“Les personnes les plus satisfaites de la police sont celles qui n’ont jamais affaire à elle”

 

Interview pour le journal de la CFDT publié le 10/06/2016 à 12H40 par Nicolas Ballot, voir:

CFDT – [Dossier] La sécurité, un défi citoyen

Sebastian Roché, directeur de recherche au CNRS, Sciences Po-Université Grenoble-Alpes.

1/ On confond souvent insécurité et sentiment d’insécurité. Comment définissez-vous ces deux concepts ?

L’insécurité n’existe pas si elle n’est pas ressentie, les deux notions renvoient donc à la perception d’une menace. Dans les années 70, le gouvernement a commencé à parler du sentiment d’insécurité en même temps qu’il s’est soucié de la sécurité quotidienne des Français, celle d’aller et de venir dans les rues ou les parcs en toute quiétude d’esprit. Cette notion a émergé en parallèle à celle de « petite ou moyenne délinquance » dans les débats publics. L’insécurité était une manière de pointer les attentes des citoyens, la délinquance ordinaire le problème à résoudre. Les deux termes restent associés, pour le moment encore, du fait de leur naissance simultanée en politique. Par exemple, on n’utilise pas ce lexique à propos du terrorisme : on parle de radicalisation, de stratégie de la terreur.

2/ L’insécurité est une thématique politique majeure de ces dernières années. Cette tendance est-elle récente ?

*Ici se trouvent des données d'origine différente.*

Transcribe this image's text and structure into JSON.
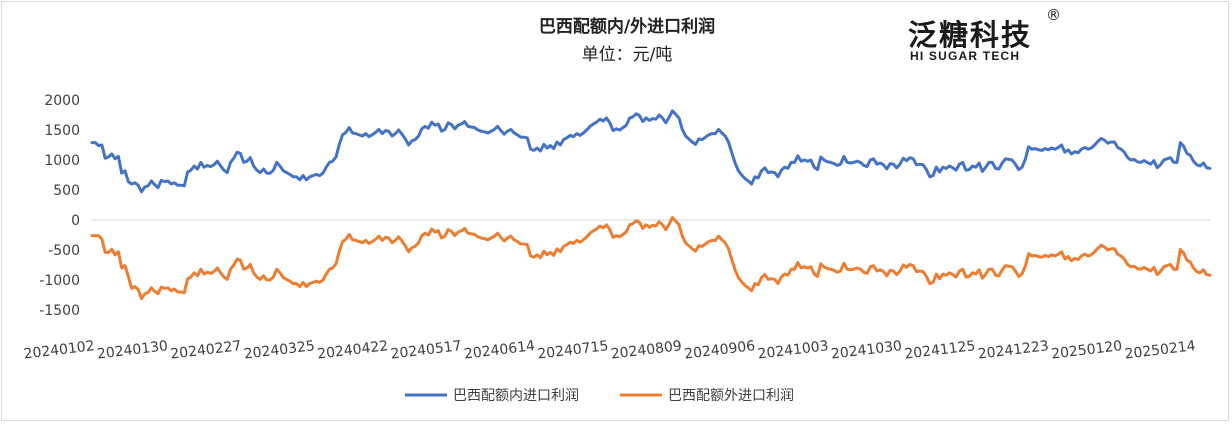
{
  "brand": {
    "name_cn": "泛糖科技",
    "name_en": "HI SUGAR TECH",
    "registered_mark": "®"
  },
  "chart_data": {
    "type": "line",
    "title": "巴西配额内/外进口利润",
    "subtitle": "单位：元/吨",
    "ylim": [
      -1500,
      2000
    ],
    "yticks": [
      -1500,
      -1000,
      -500,
      0,
      500,
      1000,
      1500,
      2000
    ],
    "ytick_labels": [
      "-1500",
      "-1000",
      "-500",
      "0",
      "500",
      "1000",
      "1500",
      "2000"
    ],
    "xtick_labels": [
      "20240102",
      "20240130",
      "20240227",
      "20240325",
      "20240422",
      "20240517",
      "20240614",
      "20240715",
      "20240809",
      "20240906",
      "20241003",
      "20241030",
      "20241125",
      "20241223",
      "20250120",
      "20250214"
    ],
    "grid": false,
    "legend_position": "bottom",
    "colors": [
      "#4472c4",
      "#ed7d31"
    ],
    "series": [
      {
        "name": "巴西配额内进口利润",
        "values": [
          1290,
          1290,
          1240,
          1250,
          1030,
          1050,
          1100,
          1020,
          1060,
          780,
          820,
          640,
          600,
          620,
          580,
          470,
          550,
          570,
          650,
          590,
          540,
          660,
          640,
          650,
          600,
          620,
          580,
          580,
          570,
          800,
          830,
          900,
          850,
          960,
          880,
          910,
          890,
          920,
          980,
          900,
          830,
          790,
          960,
          1030,
          1130,
          1110,
          960,
          980,
          1040,
          900,
          830,
          790,
          850,
          780,
          780,
          830,
          960,
          900,
          820,
          790,
          760,
          720,
          720,
          670,
          740,
          670,
          720,
          740,
          760,
          740,
          780,
          880,
          960,
          980,
          1050,
          1260,
          1420,
          1460,
          1540,
          1450,
          1440,
          1420,
          1400,
          1440,
          1390,
          1420,
          1460,
          1510,
          1440,
          1490,
          1480,
          1400,
          1440,
          1500,
          1430,
          1350,
          1250,
          1320,
          1340,
          1400,
          1520,
          1560,
          1530,
          1630,
          1580,
          1600,
          1480,
          1510,
          1620,
          1590,
          1520,
          1580,
          1600,
          1640,
          1560,
          1550,
          1540,
          1500,
          1480,
          1470,
          1450,
          1480,
          1510,
          1560,
          1490,
          1430,
          1480,
          1510,
          1450,
          1420,
          1380,
          1380,
          1370,
          1180,
          1160,
          1200,
          1150,
          1260,
          1200,
          1240,
          1190,
          1300,
          1250,
          1340,
          1370,
          1410,
          1390,
          1440,
          1410,
          1450,
          1500,
          1560,
          1600,
          1630,
          1680,
          1650,
          1700,
          1620,
          1490,
          1520,
          1500,
          1540,
          1580,
          1700,
          1720,
          1770,
          1740,
          1640,
          1700,
          1660,
          1690,
          1680,
          1750,
          1700,
          1620,
          1710,
          1820,
          1760,
          1700,
          1510,
          1400,
          1350,
          1300,
          1260,
          1350,
          1340,
          1380,
          1420,
          1440,
          1440,
          1510,
          1450,
          1400,
          1300,
          1120,
          950,
          820,
          750,
          690,
          650,
          600,
          720,
          700,
          820,
          870,
          790,
          800,
          790,
          720,
          830,
          880,
          860,
          960,
          960,
          1070,
          980,
          1000,
          980,
          1000,
          880,
          840,
          1050,
          1000,
          970,
          960,
          940,
          910,
          930,
          1060,
          960,
          950,
          960,
          980,
          960,
          910,
          890,
          1000,
          1020,
          930,
          950,
          920,
          850,
          940,
          930,
          870,
          930,
          1030,
          990,
          1040,
          1020,
          920,
          930,
          920,
          840,
          720,
          740,
          880,
          800,
          880,
          860,
          900,
          870,
          830,
          930,
          960,
          830,
          840,
          900,
          880,
          950,
          810,
          880,
          960,
          960,
          860,
          850,
          950,
          1020,
          1010,
          1000,
          930,
          840,
          880,
          1010,
          1220,
          1180,
          1190,
          1170,
          1160,
          1190,
          1170,
          1200,
          1180,
          1210,
          1250,
          1130,
          1170,
          1100,
          1140,
          1120,
          1180,
          1210,
          1180,
          1200,
          1250,
          1310,
          1360,
          1330,
          1280,
          1300,
          1300,
          1210,
          1180,
          1130,
          1040,
          1000,
          1010,
          970,
          960,
          990,
          960,
          930,
          990,
          870,
          920,
          1000,
          1020,
          1040,
          960,
          960,
          1290,
          1230,
          1110,
          1080,
          980,
          920,
          900,
          950,
          870,
          860
        ]
      },
      {
        "name": "巴西配额外进口利润",
        "values": [
          -260,
          -260,
          -260,
          -320,
          -540,
          -540,
          -490,
          -580,
          -530,
          -800,
          -760,
          -940,
          -1140,
          -1110,
          -1160,
          -1310,
          -1230,
          -1210,
          -1130,
          -1190,
          -1230,
          -1120,
          -1140,
          -1130,
          -1180,
          -1150,
          -1200,
          -1200,
          -1210,
          -980,
          -950,
          -880,
          -930,
          -820,
          -900,
          -870,
          -890,
          -860,
          -800,
          -880,
          -950,
          -990,
          -820,
          -750,
          -650,
          -670,
          -820,
          -800,
          -740,
          -880,
          -950,
          -990,
          -930,
          -1000,
          -1000,
          -950,
          -820,
          -880,
          -960,
          -990,
          -1020,
          -1060,
          -1060,
          -1110,
          -1040,
          -1110,
          -1060,
          -1040,
          -1020,
          -1040,
          -1000,
          -900,
          -820,
          -800,
          -730,
          -520,
          -360,
          -320,
          -240,
          -330,
          -340,
          -360,
          -380,
          -340,
          -390,
          -360,
          -320,
          -270,
          -340,
          -290,
          -300,
          -380,
          -340,
          -280,
          -350,
          -430,
          -530,
          -460,
          -440,
          -380,
          -260,
          -220,
          -250,
          -150,
          -200,
          -180,
          -300,
          -270,
          -160,
          -190,
          -260,
          -200,
          -180,
          -140,
          -220,
          -230,
          -240,
          -280,
          -300,
          -310,
          -330,
          -300,
          -270,
          -220,
          -290,
          -350,
          -300,
          -270,
          -330,
          -360,
          -400,
          -400,
          -410,
          -600,
          -620,
          -580,
          -630,
          -520,
          -580,
          -540,
          -590,
          -480,
          -530,
          -440,
          -410,
          -370,
          -390,
          -340,
          -370,
          -330,
          -280,
          -220,
          -180,
          -150,
          -100,
          -130,
          -80,
          -160,
          -290,
          -260,
          -280,
          -240,
          -200,
          -80,
          -60,
          -10,
          -40,
          -140,
          -80,
          -120,
          -90,
          -100,
          -30,
          -80,
          -160,
          -70,
          40,
          -20,
          -80,
          -270,
          -380,
          -430,
          -480,
          -520,
          -430,
          -440,
          -400,
          -360,
          -340,
          -340,
          -270,
          -330,
          -380,
          -480,
          -660,
          -830,
          -960,
          -1030,
          -1090,
          -1130,
          -1180,
          -1060,
          -1080,
          -960,
          -910,
          -990,
          -980,
          -990,
          -1060,
          -950,
          -900,
          -920,
          -820,
          -820,
          -710,
          -800,
          -780,
          -800,
          -780,
          -900,
          -940,
          -730,
          -780,
          -810,
          -820,
          -840,
          -870,
          -850,
          -720,
          -820,
          -830,
          -820,
          -800,
          -820,
          -870,
          -890,
          -780,
          -760,
          -850,
          -830,
          -860,
          -930,
          -840,
          -850,
          -910,
          -850,
          -750,
          -790,
          -740,
          -760,
          -860,
          -850,
          -860,
          -940,
          -1060,
          -1040,
          -900,
          -980,
          -900,
          -920,
          -880,
          -910,
          -950,
          -850,
          -820,
          -950,
          -940,
          -880,
          -900,
          -830,
          -970,
          -900,
          -820,
          -820,
          -920,
          -930,
          -830,
          -760,
          -770,
          -780,
          -850,
          -940,
          -900,
          -770,
          -560,
          -600,
          -590,
          -610,
          -620,
          -590,
          -610,
          -580,
          -600,
          -570,
          -530,
          -650,
          -610,
          -680,
          -640,
          -660,
          -600,
          -570,
          -600,
          -580,
          -530,
          -470,
          -420,
          -450,
          -500,
          -480,
          -480,
          -570,
          -600,
          -650,
          -740,
          -780,
          -770,
          -810,
          -820,
          -790,
          -820,
          -850,
          -790,
          -910,
          -860,
          -780,
          -760,
          -740,
          -820,
          -820,
          -490,
          -550,
          -670,
          -700,
          -800,
          -860,
          -880,
          -830,
          -910,
          -920
        ]
      }
    ]
  }
}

L’insécurité au sens large est un élément essentiel de la politique. On ne gouverne pas un peuple libre sans offrir de la sécurité, ou tout au moins en promettre. Mais, la rhétorique du gouvernement change avec le temps. Autant le sentiment d’insécurité a été mobilisé entre 1975 et 2000, autant il est tombé en désuétude après, progressivement. La gauche qui voyait dans l’utilisation de l’insécurité par la droite une manière de manipulation des foules pour leur faire oublier leur domination par le capitalisme, une fois arrivée au pouvoir national en 1981 a du changer son fusil d’épaule. Droite et gauche, à partir de ce moment ont parlé le même langage. Celui de M. Cazeneuve aujourd’hui n’est que le reflet des habitudes langagières prises depuis 20 ans : la criminalité est inacceptable, les délits seront sanctionnés sévèrement, les policiers sont exemplaires, l’autorité de l’Etat ne peut être bafouée. Le prochain ministre dira la même chose, au mot près.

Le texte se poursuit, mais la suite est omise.